Seluruh sel terisi oleh cairan yang disebut sitoplosma, di mana ia berfungsi sebagai media lalu lintas berbagai enzim yang menjaga kelangsungan kehidupan sel tersebut. Jalur komunikasi atas seluruh bagian sel dikendalikan oleh pusat komunikasi bernama retikulum endoplasma. Dan kemudian, hasil-hasil prosesnya berupa protein tertentu akan dikemas di suatu bagian yang disebut kompleks golgi. Dari sinilah kebutuhan zat-zat di dalam sel tesebut maupun yang ada di sel lain, dipasok.
Sel-sel yang sejenis, lantas membentuk suatu jaringan. Dalam konteks otak, sel-sel itu lantas membentuk jaringan saraf otak menjadi semacam chip integrated circuit (IC), dan sejumlah sel pendukung yang disebut glia. Perbandingan jumlah antara keduanya adalah 1 : 2, yaitu 100 miliar sel saraf otak dan 200 sel glia.

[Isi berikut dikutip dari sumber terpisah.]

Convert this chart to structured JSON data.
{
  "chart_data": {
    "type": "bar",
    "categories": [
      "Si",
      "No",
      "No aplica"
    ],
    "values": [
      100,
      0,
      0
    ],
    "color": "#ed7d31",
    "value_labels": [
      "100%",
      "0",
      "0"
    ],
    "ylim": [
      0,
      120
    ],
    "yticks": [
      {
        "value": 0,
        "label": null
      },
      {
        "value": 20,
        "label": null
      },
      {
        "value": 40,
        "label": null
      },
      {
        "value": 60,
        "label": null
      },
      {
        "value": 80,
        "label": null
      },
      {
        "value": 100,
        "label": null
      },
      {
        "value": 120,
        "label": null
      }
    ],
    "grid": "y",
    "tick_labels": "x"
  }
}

Sel-sel saraf itulah yang membentuk dan membangun organ otak, dengan struktur yang telah kita bahas di depan. Kehebatan otak bukan terletak pada masing-masing komponennya, melainkan pada koordinasi fungsi secara menyeluruh.
Meskipun, secara struktural kita melihat peran-peran menonjol dari beberapa bagian otak. Misalnya, kulit otak, sistem limbik, batang otak dan otak kecil. Atau, lebih spesifik lagi ada bagian otak yang kita kenal sebagai Thalamus, Hypothalamus, Hippocampus, amygdala, dan lain sebagainya. Namun semua itu ternyata memiliki saling ketergantungan yang sangat besar. Dan tidak bisa berdiri sendiri.
Tadinya, saya menduga bahwa di otak itu ada suatu bagian yang menjadi 'komandan'. Mengendalikan seluruh aktivitas untuk menerima rangsang, memahami, menganalisa, dan merespon. Tapi setelah menelusuri lebih jauh, saya memperoleh kesimpulan yang berbeda, bahwa komandan fungsi otak secara struktural itu bukan terdapat pada organ tertentu, melainkan pada keserasian fungsinya.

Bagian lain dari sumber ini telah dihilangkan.